Ma ciò non toglie che quel motivo di appello sia stato comunque ritenuto inammissibile perchè nuovo, e non infondato nel merito. Di conseguenza tùtte le valutazioni della Corte d’appello sul merito della questione devono ritenersi tamquam non essent.

Questa Corte infatti ha ripetutamente affermato che, quando il giudice rilevi una causa impeditiva dell’esame del merito della domanda a lui sottoposta (quale è, appunto, la formulazione d’una domanda nuova in grado di appello), statuendo su tale questione preliminare egli si spoglia della potestas iudicandi, e qualsiasi altra affermazione contenuta nella sentenza deve ritenersi tamquam non esset (ex multis, Sez. U, Sentenza n. 3840 del 20/02/2007, Rv. 595555 – 01).
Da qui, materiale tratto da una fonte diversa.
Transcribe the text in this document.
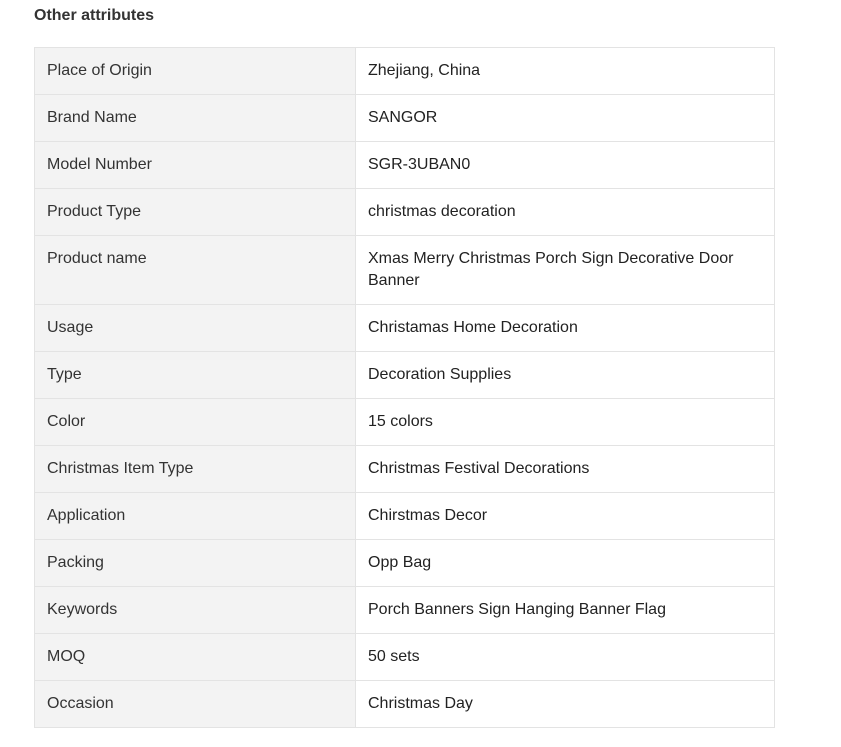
Other attributes
Place of Origin	Zhejiang, China
Brand Name	SANGOR
Model Number	SGR-3UBAN0
Product Type	christmas decoration
Product name	Xmas Merry Christmas Porch Sign Decorative Door Banner
Usage	Christamas Home Decoration
Type	Decoration Supplies
Color	15 colors
Christmas Item Type	Christmas Festival Decorations
Application	Chirstmas Decor
Packing	Opp Bag
Keywords	Porch Banners Sign Hanging Banner Flag
MOQ	50 sets
Occasion	Christmas Day
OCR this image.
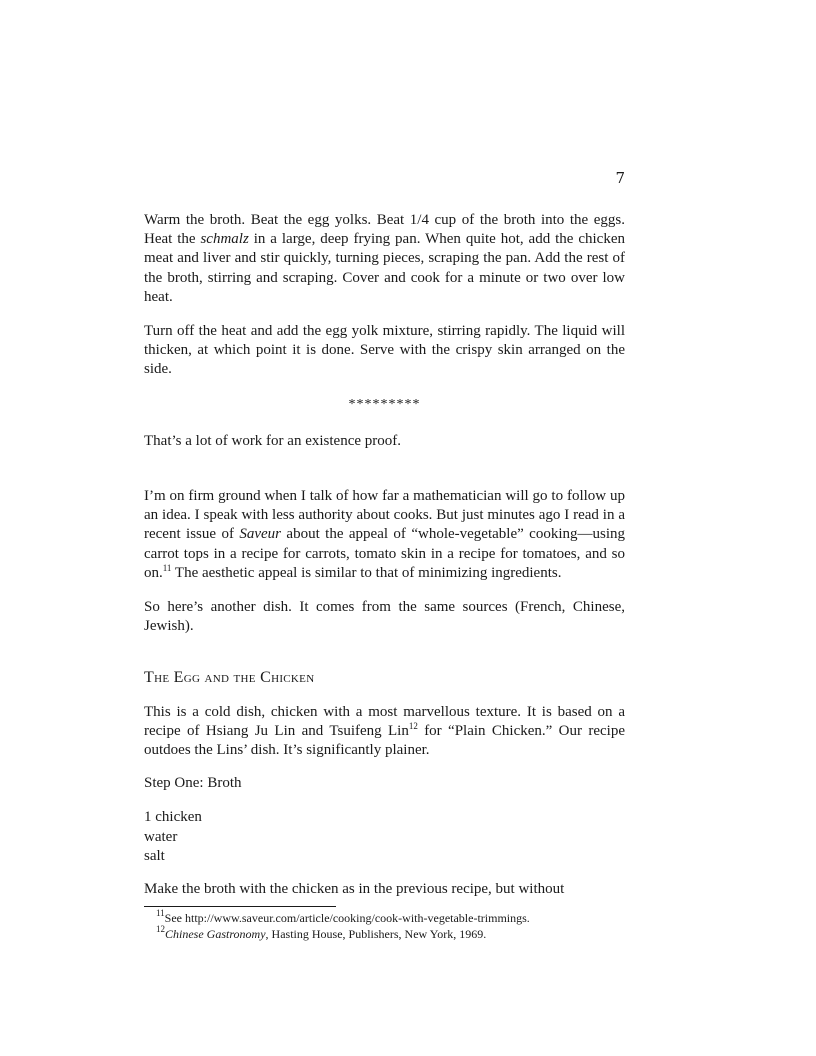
7

Warm the broth. Beat the egg yolks. Beat 1/4 cup of the broth into the eggs. Heat the schmalz in a large, deep frying pan. When quite hot, add the chicken meat and liver and stir quickly, turning pieces, scraping the pan. Add the rest of the broth, stirring and scraping. Cover and cook for a minute or two over low heat.

Turn off the heat and add the egg yolk mixture, stirring rapidly. The liquid will thicken, at which point it is done. Serve with the crispy skin arranged on the side.

*********

That’s a lot of work for an existence proof.

I’m on firm ground when I talk of how far a mathematician will go to follow up an idea. I speak with less authority about cooks. But just minutes ago I read in a recent issue of Saveur about the appeal of “whole-vegetable” cooking—using carrot tops in a recipe for carrots, tomato skin in a recipe for tomatoes, and so on.$^{11}$ The aesthetic appeal is similar to that of minimizing ingredients.

So here’s another dish. It comes from the same sources (French, Chinese, Jewish).

The Egg and the Chicken

This is a cold dish, chicken with a most marvellous texture. It is based on a recipe of Hsiang Ju Lin and Tsuifeng Lin$^{12}$ for “Plain Chicken.” Our recipe outdoes the Lins’ dish. It’s significantly plainer.

Step One: Broth
1 chicken
water
salt

Make the broth with the chicken as in the previous recipe, but without

$^{11}$See http://www.saveur.com/article/cooking/cook-with-vegetable-trimmings.
$^{12}$Chinese Gastronomy, Hasting House, Publishers, New York, 1969.
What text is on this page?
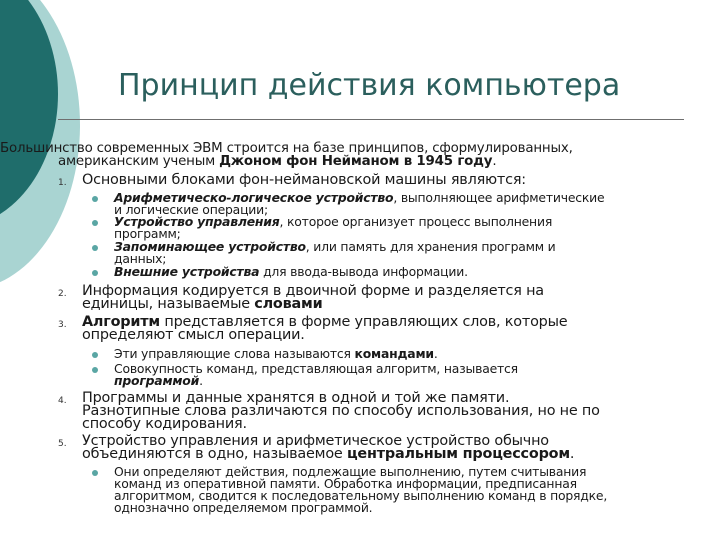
Принцип действия компьютера
Большинство современных ЭВМ строится на базе принципов, сформулированных,
американским ученым Джоном фон Нейманом в 1945 году.
1. Основными блоками фон-неймановской машины являются:
Арифметическо-логическое устройство, выполняющее арифметические
и логические операции;
Устройство управления, которое организует процесс выполнения
программ;
Запоминающее устройство, или память для хранения программ и
данных;
Внешние устройства для ввода-вывода информации.
2. Информация кодируется в двоичной форме и разделяется на
единицы, называемые словами
3. Алгоритм представляется в форме управляющих слов, которые
определяют смысл операции.
Эти управляющие слова называются командами.
Совокупность команд, представляющая алгоритм, называется
программой.
4. Программы и данные хранятся в одной и той же памяти.
Разнотипные слова различаются по способу использования, но не по
способу кодирования.
5. Устройство управления и арифметическое устройство обычно
объединяются в одно, называемое центральным процессором.
Они определяют действия, подлежащие выполнению, путем считывания
команд из оперативной памяти. Обработка информации, предписанная
алгоритмом, сводится к последовательному выполнению команд в порядке,
однозначно определяемом программой.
5. Il nono motivo di ricorso:

5.1. Col nono motivo le ricorrenti lamentano, ai sensi dell’art. 360 c.p.c., n. 4, che la Corte d’appello sarebbe incorsa nel vizio di omessa pronuncia. Espongono, in particolare, che la Corte d’appello avrebbe omesso di pronunciarsi sul motivo di gravame con cui la società “Impresa Edile B.” s.r.l. aveva dedotto che il capannone le era stato concesso in comodato a tempo determinato (con impossibilità dunque del recesso ad nutum del comodante), sino a quando non sarebbero state risolte le controversie tra i due soci (uno occulto e l’altro palese) della CIA s.r.l., proprietaria dell’immobile.

5.2. Il motivo è infondato.

La Corte d’appello ha premesso all’intera motivazione che le ragioni per le quali ha ritenuto fondata la domanda di rilascio della villetta data in comodato a B.G. “dovevano intendersi estese” anche all’accoglimento della domanda di rilascio del capannone dato in comodato alla Impresa Edile B. s.r.l. (p. 4, quinto capoverso, della sentenza impugnata). Ha, poi, aggiunto che le prove raccolte escludevano la sussistenza d’un comodato a tempo (p. 6, ultimo capoverso). Tale ultima affermazione, in virtù della premessa di “comunanza” delle motivazioni, deve intendersi perciò riferita anche alla domanda proposta dalla CIA nei confronti della Impresa Edile B., con la conseguenza che il lamentato vizio di omessa pronuncia non sussiste.

6. L’undicesimo motivo di ricorso.

6.1. Con l’undicesimo motivo le ricorrenti lamentano, ai sensi dell’art. 360 c.p.c., n. 3, l’erroneità della sentenza d’appello nella parte in cui ha attribuito efficacia probatoria decisiva alla registrazione del contratto di comodato, unilateralmente compiuta dai due comodanti.

Deducono che quella registrazione, di per sè, nulla poteva dimostrare circa l’intenzione delle parti di sottoporre o non sottoporre ad un termine il contratto di comodato.

6.2. Il motivo è innanzitutto inammissibile, nella parte in cui censura il modo in cui il giudice di merito ha valutato la prova documentale.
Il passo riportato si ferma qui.